Education des médias à Open Science (Partie 1)

Science - des choix rédactionnels journalistiques contestables

[Publication 30.09.2019]


CC-BY Emmanuel Boutet Coups de foudre sur Saint-Julien-en-Genevois
'Le journalisme scientifique n’a jamais été aussi important' et 'La science doit être mieux traitée', plaide le journaliste Olivier Dessibourg, président de l'Association suisse du journalisme scientifique, journaliste scientifique à Le Temps, et fondateur du site d’information scientifique du nouveau média heidinews. La conseillère fédérale Simonetta Sommaruga renchérit avant la conférence World Science Journalism Conference de juillet 2019 à Lausanne: 'Le journalisme scientifique ne doit pas être le parent pauvre des rédactions'. Mais...
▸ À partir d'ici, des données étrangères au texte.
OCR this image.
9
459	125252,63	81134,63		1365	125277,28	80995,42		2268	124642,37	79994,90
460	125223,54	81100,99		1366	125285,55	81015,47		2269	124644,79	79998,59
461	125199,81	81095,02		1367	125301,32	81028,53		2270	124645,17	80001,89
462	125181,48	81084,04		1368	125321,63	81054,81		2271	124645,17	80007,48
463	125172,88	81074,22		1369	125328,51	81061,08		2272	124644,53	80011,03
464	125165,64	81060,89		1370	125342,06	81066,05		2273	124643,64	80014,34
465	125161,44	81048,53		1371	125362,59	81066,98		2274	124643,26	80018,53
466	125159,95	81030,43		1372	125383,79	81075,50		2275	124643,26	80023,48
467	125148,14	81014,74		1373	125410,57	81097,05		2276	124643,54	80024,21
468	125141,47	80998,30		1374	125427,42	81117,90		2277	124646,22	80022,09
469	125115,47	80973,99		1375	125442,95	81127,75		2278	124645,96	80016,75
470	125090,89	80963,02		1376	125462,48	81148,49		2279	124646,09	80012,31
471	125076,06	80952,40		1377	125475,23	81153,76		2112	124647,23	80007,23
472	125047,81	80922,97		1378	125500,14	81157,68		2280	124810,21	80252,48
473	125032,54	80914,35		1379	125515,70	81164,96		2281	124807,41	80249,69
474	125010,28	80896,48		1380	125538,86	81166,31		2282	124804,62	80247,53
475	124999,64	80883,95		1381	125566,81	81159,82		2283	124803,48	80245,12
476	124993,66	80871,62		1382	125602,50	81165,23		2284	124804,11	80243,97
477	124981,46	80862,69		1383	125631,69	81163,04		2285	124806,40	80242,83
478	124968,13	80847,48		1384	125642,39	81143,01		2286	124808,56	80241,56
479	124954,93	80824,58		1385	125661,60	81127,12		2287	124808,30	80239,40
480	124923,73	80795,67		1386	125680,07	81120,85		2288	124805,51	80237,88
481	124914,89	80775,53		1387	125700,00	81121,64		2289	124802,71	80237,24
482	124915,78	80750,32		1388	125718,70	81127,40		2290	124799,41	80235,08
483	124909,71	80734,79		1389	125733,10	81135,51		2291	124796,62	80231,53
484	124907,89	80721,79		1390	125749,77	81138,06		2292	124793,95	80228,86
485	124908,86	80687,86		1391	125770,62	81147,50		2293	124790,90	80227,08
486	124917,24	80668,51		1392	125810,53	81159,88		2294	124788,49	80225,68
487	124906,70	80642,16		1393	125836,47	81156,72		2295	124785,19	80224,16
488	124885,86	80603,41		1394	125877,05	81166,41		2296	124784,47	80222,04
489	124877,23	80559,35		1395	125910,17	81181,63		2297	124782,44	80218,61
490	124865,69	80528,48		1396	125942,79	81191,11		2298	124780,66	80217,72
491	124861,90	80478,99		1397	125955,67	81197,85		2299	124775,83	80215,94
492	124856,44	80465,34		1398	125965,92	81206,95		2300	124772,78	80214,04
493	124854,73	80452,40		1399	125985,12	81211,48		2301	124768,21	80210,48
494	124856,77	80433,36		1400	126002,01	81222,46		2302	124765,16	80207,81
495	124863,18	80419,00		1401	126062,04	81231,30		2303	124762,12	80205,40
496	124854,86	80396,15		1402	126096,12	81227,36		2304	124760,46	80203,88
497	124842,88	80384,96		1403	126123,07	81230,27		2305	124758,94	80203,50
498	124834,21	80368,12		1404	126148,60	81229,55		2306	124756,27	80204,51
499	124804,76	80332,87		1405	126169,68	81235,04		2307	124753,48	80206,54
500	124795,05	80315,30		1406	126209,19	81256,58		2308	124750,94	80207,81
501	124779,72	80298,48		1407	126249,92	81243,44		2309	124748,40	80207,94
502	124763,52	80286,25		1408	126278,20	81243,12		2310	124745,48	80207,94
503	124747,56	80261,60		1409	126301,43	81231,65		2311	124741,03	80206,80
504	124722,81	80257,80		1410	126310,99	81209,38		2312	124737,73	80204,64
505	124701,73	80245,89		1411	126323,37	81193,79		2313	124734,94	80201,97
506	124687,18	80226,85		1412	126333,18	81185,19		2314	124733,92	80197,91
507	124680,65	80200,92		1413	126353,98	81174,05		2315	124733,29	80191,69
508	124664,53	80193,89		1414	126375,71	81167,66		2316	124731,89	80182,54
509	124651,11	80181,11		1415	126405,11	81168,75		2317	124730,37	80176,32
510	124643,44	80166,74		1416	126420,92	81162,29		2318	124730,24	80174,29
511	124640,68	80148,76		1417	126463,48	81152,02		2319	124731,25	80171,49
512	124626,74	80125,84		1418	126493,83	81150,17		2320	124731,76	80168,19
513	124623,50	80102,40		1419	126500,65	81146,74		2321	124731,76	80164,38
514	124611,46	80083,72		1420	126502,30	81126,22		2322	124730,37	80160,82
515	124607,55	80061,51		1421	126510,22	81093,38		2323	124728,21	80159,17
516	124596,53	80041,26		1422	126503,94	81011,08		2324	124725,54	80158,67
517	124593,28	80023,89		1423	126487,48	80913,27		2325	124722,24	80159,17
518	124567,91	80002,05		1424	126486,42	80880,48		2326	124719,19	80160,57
La moitié des 1656 journalistes sondés aux USA admettent qu'ils sont incertains à pouvoir repérer des recherches biaisées, truquées ou fabriquées. Qu’en est-il en Suisse? Depuis 2 ans et demi, j'observe que des médias réputés tels que la RTS, Le Temps ou la NZZ ont parfois relayé des articles scientifiques douteux, qui justifierait l’idée d’une formation à Open Science. Voici quelques exemples de contenus médias contestables; des thèmes de formation sont proposés en italique

  • Article primaire ATC Malachlorite® for treatment of patients with acute Plasmodium falciparum infection: A pilot study incorporating 500 patients in the rural area of Cameroon DOI 10.30574/gscbps.2018.2.2.0004

    Le nouveau modèle de publication Gold Open Access a généré son cortège de 'journaux prédateurs', qui imitent seulement un service de publication - révision par les pairs, archivage à long terme, faux Impact Factors, vérification d'affiliation et coordonnées, etc-. Ils se contentent d'encaisser le paiement de l'auteur ou de son unité de recherche en échange d'un accès libre immédiat pour les lecteurs sur internet, sans contrôle qualité minimum. Si le journal Le Temps détecte correctement plusieurs problèmes de l'article - affiliation des auteurs suspecte, données inventées et traitées de façon fantaisiste, manque de consentement des patients - Le Temps ne détecte pas la nature prédatrice de la revue. La prise en compte de cet élément aurait permis un traitement du sujet sous l'angle de l'escroquerie qui n'a rien à voir avec la science. Ce type d’article de presse érode inutilement la confiance du public dans la science.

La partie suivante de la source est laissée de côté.